Evaluation: The best systems (e.g., ensemble-based fusion (Park et al., 2023), LLM-based end-to-end (Yin et al., 8 Aug 2025)) achieve DERs of 3.5–6% on VoxSRC, with cpCER and $\Delta$ cp gaps nearly closed on complex multi-speaker test sets.

7. Challenges, Limitations, and Future Directions

Overlapping Speech: DER and recognition accuracy degrade with >2 concurrent speakers unless joint separation/diarization architectures are used (Bando et al., 2024, Morrone et al., 2024).
Scalability: Large-scale linking ( $N \gg 10^4$ ) incurs $O(N^2)$ time and memory in PLDA scoring and clustering; approximate nearest-neighbor search and hierarchical blocking are promising directions (Yılmaz et al., 2019).
Error Propagation in Cascaded Pipelines: Joint or end-to-end systems (e.g., SpeakerLM, SLIDAR) mitigate the “error cascade” by training the ASR and diarization in a shared framework, which empirically reduces attribution-related WER by several absolute percent (Yin et al., 8 Aug 2025, Cornell et al., 2023).
Adaptability and Low Resource: RL and open-set recognition frameworks support speaker dynamics and adaptation to domain mismatch without retraining on large, labeled datasets (Lin et al., 2023).
Incorporation of Lexical/Semantic Information: Systems utilizing ASR-derived boundaries (word-level turn probabilities) or BERT-based dialogue segmentation have demonstrated clear reductions in DER and speaker-attribution WER, especially in rapid-turn or conversational corpora (Park et al., 2020, Cheng et al., 2023).
Generalization: The dominant trend is toward LLM-based, end-to-end architectures with modular registration support, large-scale pretraining, and flexible cross-modal integration. This suggests continued reduction in error propagation, improved generalizability across domains, and increasingly interactive or real-time SDR deployments.

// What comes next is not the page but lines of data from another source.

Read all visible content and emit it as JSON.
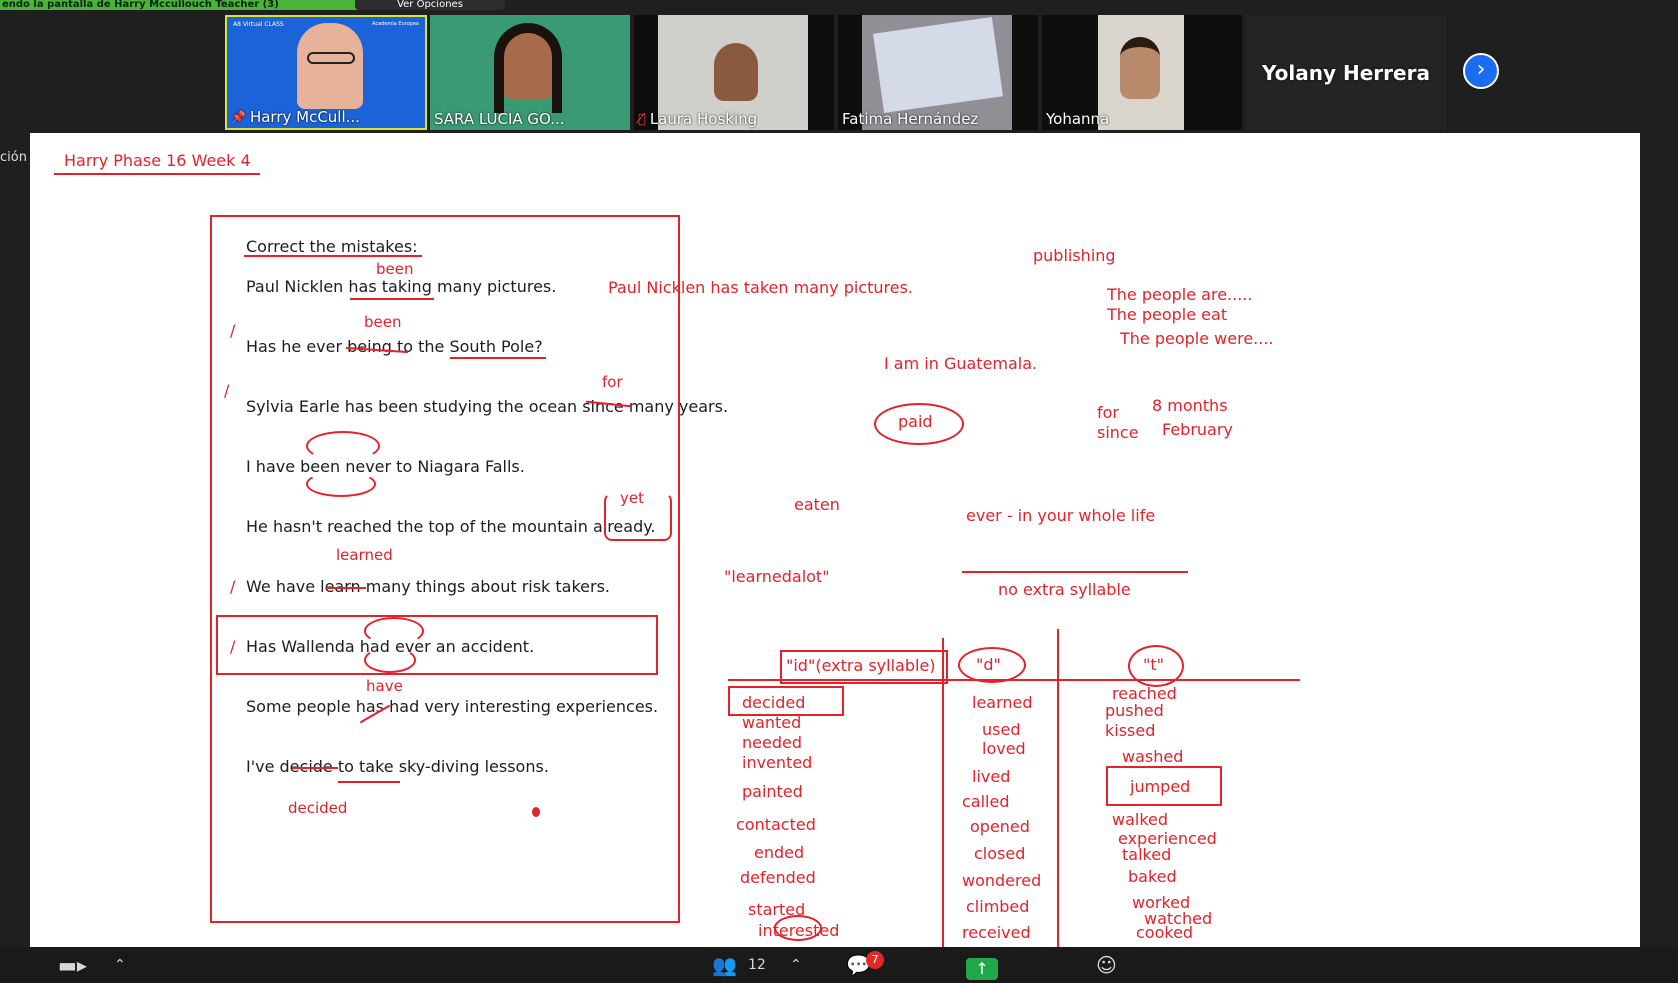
{
  "top_bar": {
    "share_banner": "endo la pantalla de Harry Mccullouch Teacher (3)",
    "view_options": "Ver Opciones"
  },
  "participants": [
    {
      "name": "Harry McCull...",
      "pinned": true,
      "muted": false
    },
    {
      "name": "SARA LUCIA GO...",
      "pinned": false,
      "muted": false
    },
    {
      "name": "Laura Hosking",
      "pinned": false,
      "muted": true
    },
    {
      "name": "Fatima Hernández",
      "pinned": false,
      "muted": false
    },
    {
      "name": "Yohanna",
      "pinned": false,
      "muted": false
    },
    {
      "name": "Yolany Herrera",
      "pinned": false,
      "muted": false
    }
  ],
  "avatar_badge": {
    "class_name": "A8 Virtual CLASS",
    "academy": "Academia Europea"
  },
  "side_label": "ción",
  "whiteboard": {
    "title": "Harry Phase 16 Week 4",
    "exercise_heading": "Correct the mistakes:",
    "sentences": [
      "Paul Nicklen has taking many pictures.",
      "Has he ever being to the South Pole?",
      "Sylvia Earle has been studying the ocean since many years.",
      "I have been never to Niagara Falls.",
      "He hasn't reached the top of the mountain already.",
      "We have learn many things about risk takers.",
      "Has Wallenda had ever an accident.",
      "Some people has had very interesting experiences.",
      "I've decide to take sky-diving lessons."
    ],
    "corrections": {
      "been1": "been",
      "been2": "been",
      "for": "for",
      "yet": "yet",
      "learned": "learned",
      "have": "have",
      "decided": "decided"
    },
    "notes": {
      "corrected_sentence": "Paul Nicklen has taken many pictures.",
      "publishing": "publishing",
      "people_are": "The people are.....",
      "people_eat": "The people eat",
      "people_were": "The people were....",
      "guatemala": "I am in Guatemala.",
      "for": "for",
      "since": "since",
      "eight_months": "8 months",
      "february": "February",
      "paid": "paid",
      "eaten": "eaten",
      "ever_life": "ever - in your whole life",
      "learnedalot": "\"learnedalot\"",
      "no_extra": "no extra syllable"
    },
    "pronunciation_table": {
      "headers": [
        "\"id\"(extra syllable)",
        "\"d\"",
        "\"t\""
      ],
      "id_words": [
        "decided",
        "wanted",
        "needed",
        "invented",
        "painted",
        "contacted",
        "ended",
        "defended",
        "started",
        "interested"
      ],
      "d_words": [
        "learned",
        "used",
        "loved",
        "lived",
        "called",
        "opened",
        "closed",
        "wondered",
        "climbed",
        "received"
      ],
      "t_words": [
        "reached",
        "pushed",
        "kissed",
        "washed",
        "jumped",
        "walked",
        "experienced",
        "talked",
        "baked",
        "worked",
        "watched",
        "cooked"
      ]
    }
  },
  "toolbar": {
    "participants_count": "12",
    "chat_badge": "7"
  },
  "colors": {
    "ink": "#e5222a",
    "board": "#ffffff",
    "chrome": "#1f1f1f",
    "banner": "#49b33a",
    "accent": "#1a6cf0"
  },
  "icons": [
    "pin-icon",
    "mic-muted-icon",
    "next-arrow-icon",
    "camera-icon",
    "chevron-up-icon",
    "participants-icon",
    "chat-icon",
    "share-screen-icon",
    "reactions-icon"
  ]
}
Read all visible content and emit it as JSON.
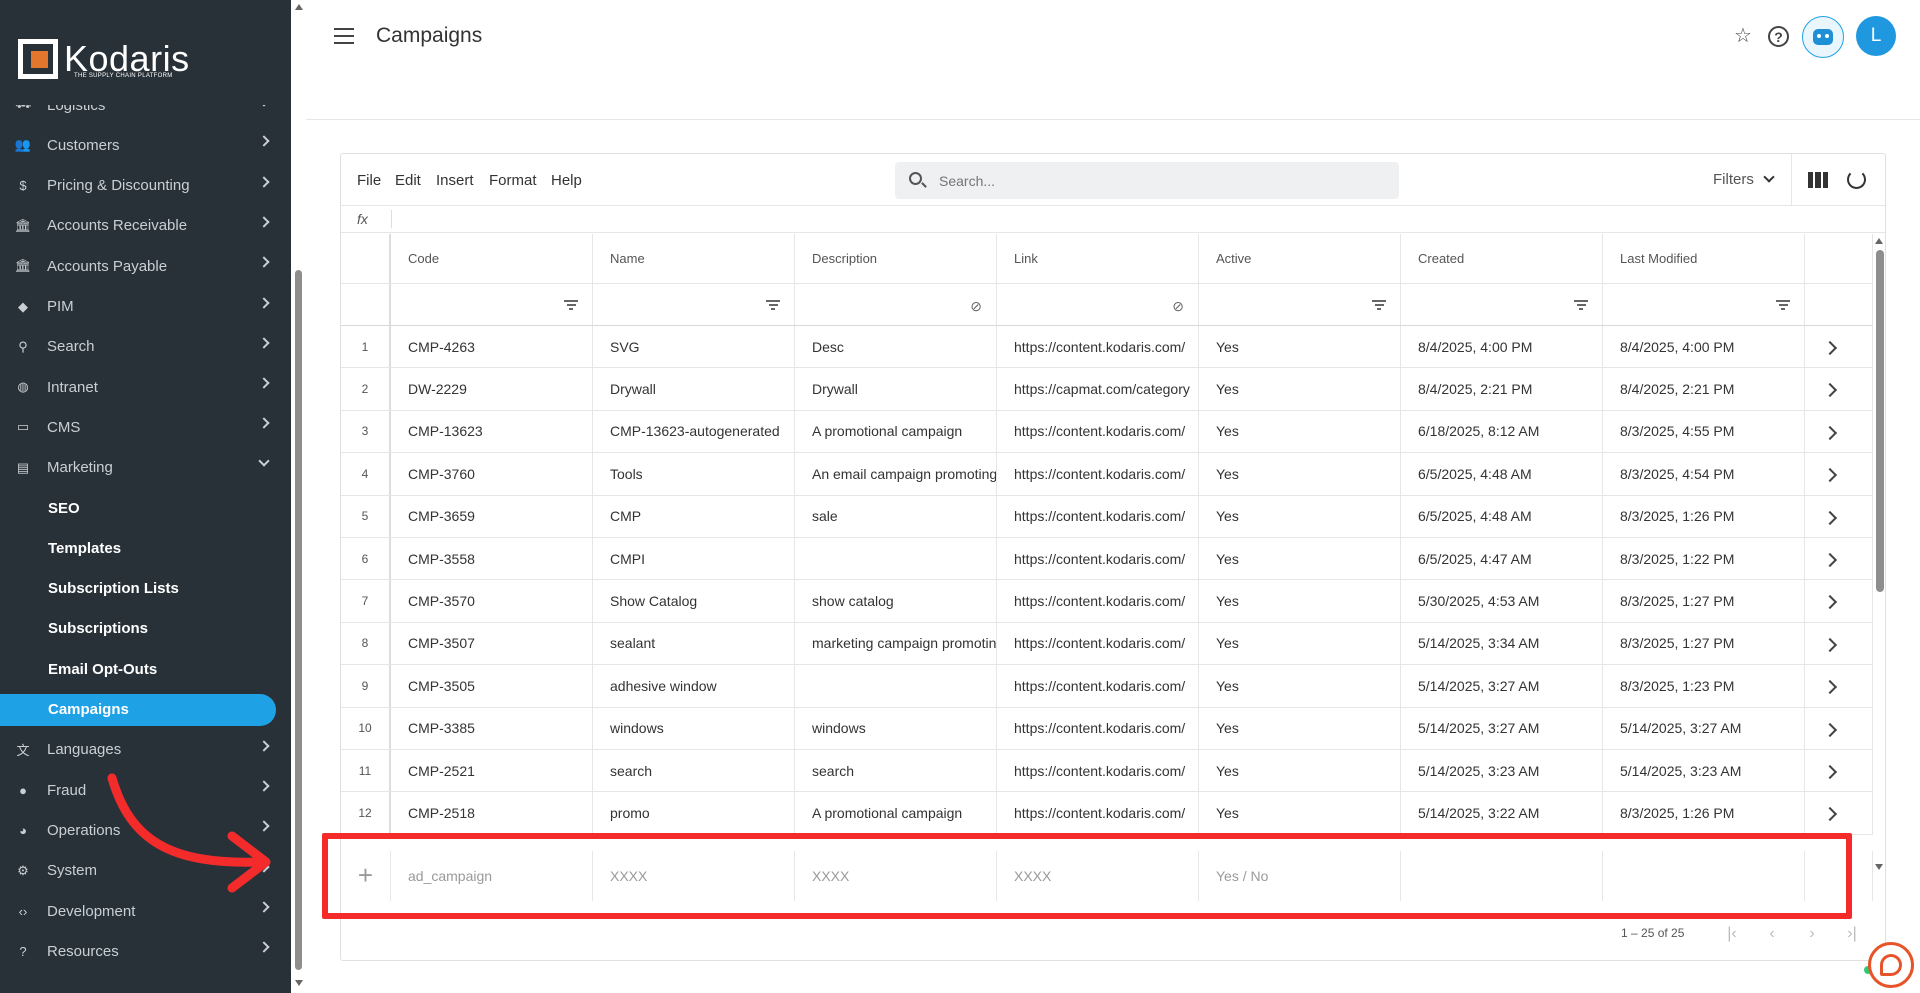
{
  "brand": {
    "name": "Kodaris",
    "tagline": "THE SUPPLY CHAIN PLATFORM"
  },
  "sidebar": {
    "items": [
      {
        "label": "Logistics",
        "icon": "truck-icon",
        "glyph": "⛟"
      },
      {
        "label": "Customers",
        "icon": "people-icon",
        "glyph": "👥"
      },
      {
        "label": "Pricing & Discounting",
        "icon": "dollar-icon",
        "glyph": "$"
      },
      {
        "label": "Accounts Receivable",
        "icon": "bank-icon",
        "glyph": "🏛"
      },
      {
        "label": "Accounts Payable",
        "icon": "bank-icon",
        "glyph": "🏛"
      },
      {
        "label": "PIM",
        "icon": "tag-icon",
        "glyph": "◆"
      },
      {
        "label": "Search",
        "icon": "search-icon",
        "glyph": "⚲"
      },
      {
        "label": "Intranet",
        "icon": "globe-icon",
        "glyph": "◍"
      },
      {
        "label": "CMS",
        "icon": "window-icon",
        "glyph": "▭"
      },
      {
        "label": "Marketing",
        "icon": "megaphone-icon",
        "glyph": "▤"
      }
    ],
    "marketing_sub": [
      "SEO",
      "Templates",
      "Subscription Lists",
      "Subscriptions",
      "Email Opt-Outs",
      "Campaigns"
    ],
    "after_items": [
      {
        "label": "Languages",
        "icon": "translate-icon",
        "glyph": "文"
      },
      {
        "label": "Fraud",
        "icon": "alert-icon",
        "glyph": "●"
      },
      {
        "label": "Operations",
        "icon": "operations-icon",
        "glyph": "◕"
      },
      {
        "label": "System",
        "icon": "gear-icon",
        "glyph": "⚙"
      },
      {
        "label": "Development",
        "icon": "code-icon",
        "glyph": "‹›"
      },
      {
        "label": "Resources",
        "icon": "help-circle-icon",
        "glyph": "?"
      }
    ]
  },
  "header": {
    "title": "Campaigns",
    "star": "☆",
    "help": "?",
    "avatar_initial": "L"
  },
  "toolbar": {
    "menus": [
      "File",
      "Edit",
      "Insert",
      "Format",
      "Help"
    ],
    "search_placeholder": "Search...",
    "filters_label": "Filters",
    "fx_label": "fx"
  },
  "table": {
    "columns": [
      "Code",
      "Name",
      "Description",
      "Link",
      "Active",
      "Created",
      "Last Modified"
    ],
    "column_filter_icons": [
      "filter",
      "filter",
      "filter-off",
      "filter-off",
      "filter",
      "filter",
      "filter"
    ],
    "rows": [
      [
        "1",
        "CMP-4263",
        "SVG",
        "Desc",
        "https://content.kodaris.com/",
        "Yes",
        "8/4/2025, 4:00 PM",
        "8/4/2025, 4:00 PM"
      ],
      [
        "2",
        "DW-2229",
        "Drywall",
        "Drywall",
        "https://capmat.com/category",
        "Yes",
        "8/4/2025, 2:21 PM",
        "8/4/2025, 2:21 PM"
      ],
      [
        "3",
        "CMP-13623",
        "CMP-13623-autogenerated",
        "A promotional campaign",
        "https://content.kodaris.com/",
        "Yes",
        "6/18/2025, 8:12 AM",
        "8/3/2025, 4:55 PM"
      ],
      [
        "4",
        "CMP-3760",
        "Tools",
        "An email campaign promoting",
        "https://content.kodaris.com/",
        "Yes",
        "6/5/2025, 4:48 AM",
        "8/3/2025, 4:54 PM"
      ],
      [
        "5",
        "CMP-3659",
        "CMP",
        "sale",
        "https://content.kodaris.com/",
        "Yes",
        "6/5/2025, 4:48 AM",
        "8/3/2025, 1:26 PM"
      ],
      [
        "6",
        "CMP-3558",
        "CMPI",
        "",
        "https://content.kodaris.com/",
        "Yes",
        "6/5/2025, 4:47 AM",
        "8/3/2025, 1:22 PM"
      ],
      [
        "7",
        "CMP-3570",
        "Show Catalog",
        "show catalog",
        "https://content.kodaris.com/",
        "Yes",
        "5/30/2025, 4:53 AM",
        "8/3/2025, 1:27 PM"
      ],
      [
        "8",
        "CMP-3507",
        "sealant",
        "marketing campaign promoting",
        "https://content.kodaris.com/",
        "Yes",
        "5/14/2025, 3:34 AM",
        "8/3/2025, 1:27 PM"
      ],
      [
        "9",
        "CMP-3505",
        "adhesive window",
        "",
        "https://content.kodaris.com/",
        "Yes",
        "5/14/2025, 3:27 AM",
        "8/3/2025, 1:23 PM"
      ],
      [
        "10",
        "CMP-3385",
        "windows",
        "windows",
        "https://content.kodaris.com/",
        "Yes",
        "5/14/2025, 3:27 AM",
        "5/14/2025, 3:27 AM"
      ],
      [
        "11",
        "CMP-2521",
        "search",
        "search",
        "https://content.kodaris.com/",
        "Yes",
        "5/14/2025, 3:23 AM",
        "5/14/2025, 3:23 AM"
      ],
      [
        "12",
        "CMP-2518",
        "promo",
        "A promotional campaign",
        "https://content.kodaris.com/",
        "Yes",
        "5/14/2025, 3:22 AM",
        "8/3/2025, 1:26 PM"
      ]
    ],
    "new_row": {
      "plus": "+",
      "placeholders": [
        "ad_campaign",
        "XXXX",
        "XXXX",
        "XXXX",
        "Yes / No",
        "",
        ""
      ]
    },
    "pagination": {
      "range": "1 – 25 of 25",
      "buttons": [
        "|‹",
        "‹",
        "›",
        "›|"
      ]
    }
  },
  "colors": {
    "sidebar_bg": "#283138",
    "accent": "#1fa1e6",
    "highlight": "#f32b2b",
    "chat": "#e8542a"
  }
}
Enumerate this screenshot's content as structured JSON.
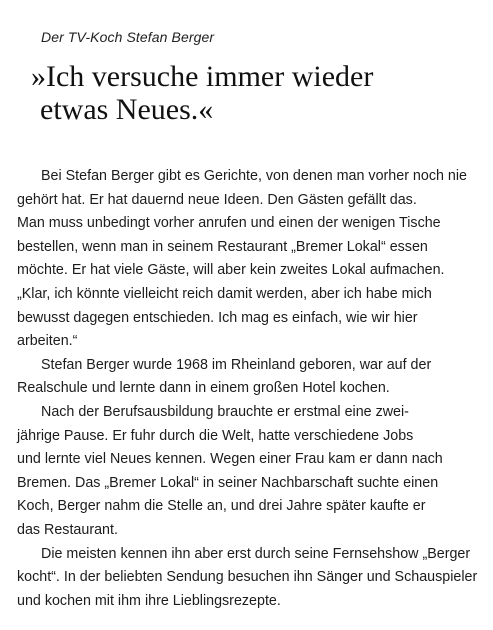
{
  "article": {
    "kicker": "Der TV-Koch Stefan Berger",
    "headline_lines": [
      "»Ich versuche immer wieder",
      "etwas Neues.«"
    ],
    "body_lines": [
      "Bei Stefan Berger gibt es Gerichte, von denen man vorher noch nie",
      "gehört hat. Er hat dauernd neue Ideen. Den Gästen gefällt das.",
      "Man muss unbedingt vorher anrufen und einen der wenigen Tische",
      "bestellen, wenn man in seinem Restaurant „Bremer Lokal“ essen",
      "möchte. Er hat viele Gäste, will aber kein zweites Lokal aufmachen.",
      "„Klar, ich könnte vielleicht reich damit werden, aber ich habe mich",
      "bewusst dagegen entschieden. Ich mag es einfach, wie wir hier",
      "arbeiten.“",
      "Stefan Berger wurde 1968 im Rheinland geboren, war auf der",
      "Realschule und lernte dann in einem großen Hotel kochen.",
      "Nach der Berufsausbildung brauchte er erstmal eine zwei-",
      "jährige Pause. Er fuhr durch die Welt, hatte verschiedene Jobs",
      "und lernte viel Neues kennen. Wegen einer Frau kam er dann nach",
      "Bremen. Das „Bremer Lokal“ in seiner Nachbarschaft suchte einen",
      "Koch, Berger nahm die Stelle an, und drei Jahre später kaufte er",
      "das Restaurant.",
      "Die meisten kennen ihn aber erst durch seine Fernsehshow „Berger",
      "kocht“. In der beliebten Sendung besuchen ihn Sänger und Schauspieler",
      "und kochen mit ihm ihre Lieblingsrezepte."
    ]
  }
}
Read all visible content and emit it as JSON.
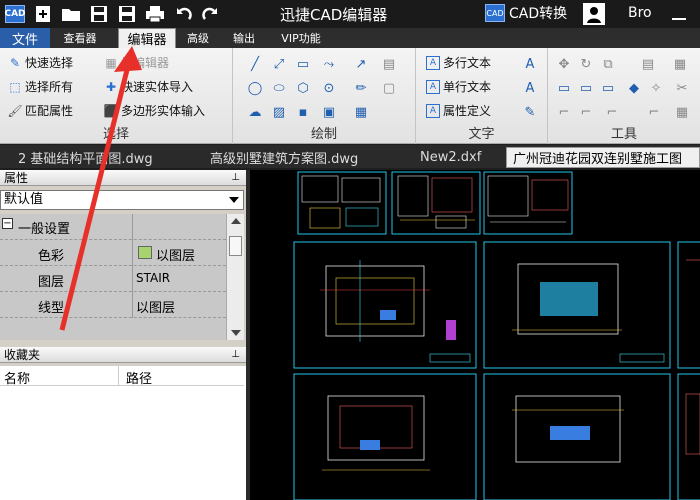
{
  "titlebar": {
    "app_logo": "CAD",
    "title": "迅捷CAD编辑器",
    "convert_badge": "CAD",
    "convert_label": "CAD转换",
    "user_name": "Bro"
  },
  "tabs": {
    "file": "文件",
    "viewer": "查看器",
    "editor": "编辑器",
    "advanced": "高级",
    "output": "输出",
    "vip": "VIP功能"
  },
  "ribbon": {
    "select": {
      "quick_select": "快速选择",
      "select_all": "选择所有",
      "match_props": "匹配属性",
      "block_editor": "块编辑器",
      "import_solids": "快速实体导入",
      "poly_solid_input": "多边形实体输入",
      "label": "选择"
    },
    "draw": {
      "label": "绘制"
    },
    "text": {
      "mtext": "多行文本",
      "stext": "单行文本",
      "attdef": "属性定义",
      "label": "文字"
    },
    "tools": {
      "label": "工具"
    }
  },
  "doc_tabs": [
    "2 基础结构平面图.dwg",
    "高级别墅建筑方案图.dwg",
    "New2.dxf",
    "广州冠迪花园双连别墅施工图"
  ],
  "properties": {
    "header": "属性",
    "dropdown_value": "默认值",
    "section": "一般设置",
    "rows": [
      {
        "key": "色彩",
        "value": "以图层"
      },
      {
        "key": "图层",
        "value": "STAIR"
      },
      {
        "key": "线型",
        "value": "以图层"
      }
    ],
    "swatch_color": "#a8d470"
  },
  "favorites": {
    "header": "收藏夹",
    "col_name": "名称",
    "col_path": "路径"
  },
  "colors": {
    "annotation_arrow": "#e8302a",
    "drawing_border": "#1fc4e8",
    "canvas": "#000000"
  }
}
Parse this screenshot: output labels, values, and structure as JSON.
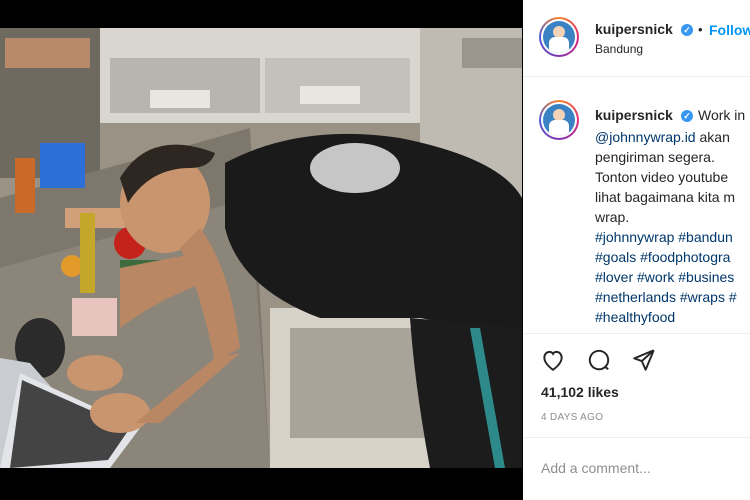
{
  "post": {
    "username": "kuipersnick",
    "follow_label": "Follow",
    "separator": "•",
    "location": "Bandung",
    "caption": {
      "username": "kuipersnick",
      "first_line": "Work in",
      "lines": [
        {
          "mention": "@johnnywrap.id",
          "text": " akan"
        },
        {
          "text": "pengiriman segera."
        },
        {
          "text": "Tonton video youtube"
        },
        {
          "text": "lihat bagaimana kita m"
        },
        {
          "text": "wrap."
        },
        {
          "hashtags": "#johnnywrap #bandun"
        },
        {
          "hashtags": "#goals #foodphotogra"
        },
        {
          "hashtags": "#lover #work #busines"
        },
        {
          "hashtags": "#netherlands #wraps #"
        },
        {
          "hashtags": "#healthyfood"
        }
      ]
    },
    "likes": "41,102 likes",
    "date": "4 DAYS AGO",
    "comment_placeholder": "Add a comment...",
    "icons": {
      "like": "heart-icon",
      "comment": "comment-bubble-icon",
      "share": "paper-plane-icon",
      "verified": "verified-badge-icon"
    },
    "colors": {
      "link_blue": "#0095f6",
      "hashtag": "#00376b",
      "verified": "#3897f0",
      "muted": "#8e8e8e"
    }
  }
}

In summary, speaker diarization and recognition research has advanced from modular, clustering-based pipelines to complex, flexible, and increasingly end-to-end frameworks capable of robust speaker-attributed transcription in realistic multi-speaker environments. The best systems integrate spatial, acoustic, lexical, and semantic cues, leverage LLMs and massive data, and adapt dynamically to varying speaker inventories and noise conditions, advancing SDR toward fully general and reliable multi-party conversational analysis.